Banking malware is a malicious program that is mainly designed and used by threat actors to steal the following sensitive financial information from victims’ computers or mobile devices:-
- Login credentials
- Banking details
These malware variants can be highly sophisticated, employing the following advanced techniques:-
- Web injection
- Evasive mechanisms
Cybersecurity analysts at Check Point Research recently found an active BBTok banker campaign in Latin America with unique LOLBin infection chains, targeting users in Brazil and Mexico.
BBTok Banking Malware
BBTok Banker was initially unveiled in 2020 and entered Latin America via:-
- Fileless attacks
- Featuring process control
- Clipboard manipulation
- Fake login pages
The operators of BBTok have evolved with several new TTPs, shifting from email attachments to phishing links for initial infections.
BBTok offers operators remote control and simulates interfaces for 40+ banks in Mexico and Brazil, identifying victims by scanning browser tabs.
The banker defaults to mimicking BBVA, luring users into sharing personal and financial info, especially 2FA codes for account takeover.
This banking malware is coded in Delphi and uses VCL to create custom fake interfaces that match victim screens and bank forms. Besides this, BBTok also seeks Bitcoin-related data on infected machines.
For effective management of the campaigns, the operators of BBTok use a unique flow starting with a victim clicking a malicious link, triggering a tailored payload download.
Payloads obfuscated with Add-PoshObfuscation, found via a hackforums[.]net post by user ‘Qismon’ in August 2021, offering AMSI bypass and PoshObfuscation code.
There are two variations of the infection chain, and both infection chains use DLLs with similar names (Trammy, Gammy, Brammy, Kammy).
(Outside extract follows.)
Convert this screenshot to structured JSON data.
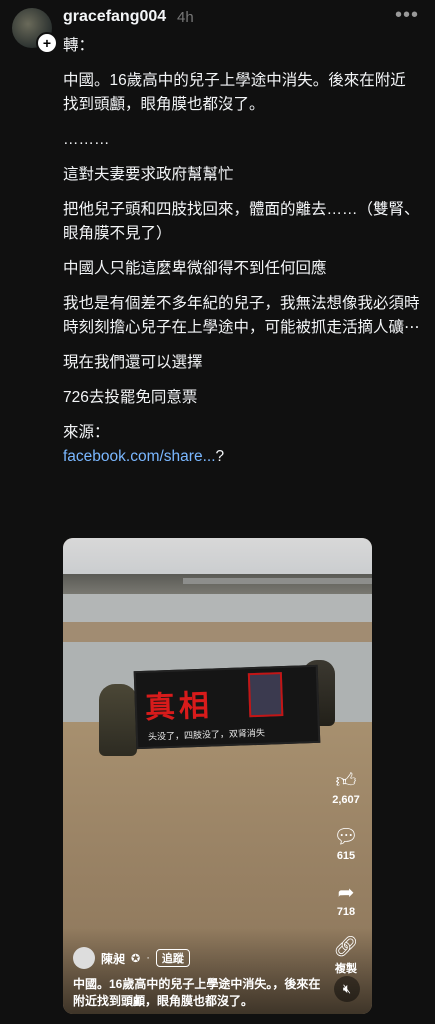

Kammy is an obfuscated, geofenced version of BBTok’s loader, leading to the banker payload and additional software.
Here below, we have mentioned the infection chains:-
The server-side analysis reveals recent campaigns through the links from the threat actors’ perspective SQLite database, with more than 150 unique entries matching db.php table headers.
Portuguese comments in the hidden server code strongly suggest Brazilian threat actors, known for their active banking malware ecosystem.
BBTok, active in Mexico and Brazil, remains elusive with creative techniques and delivery via LNK files, SMB, and MSBuild. Security researchers need to adapt like threat actors to stay protected.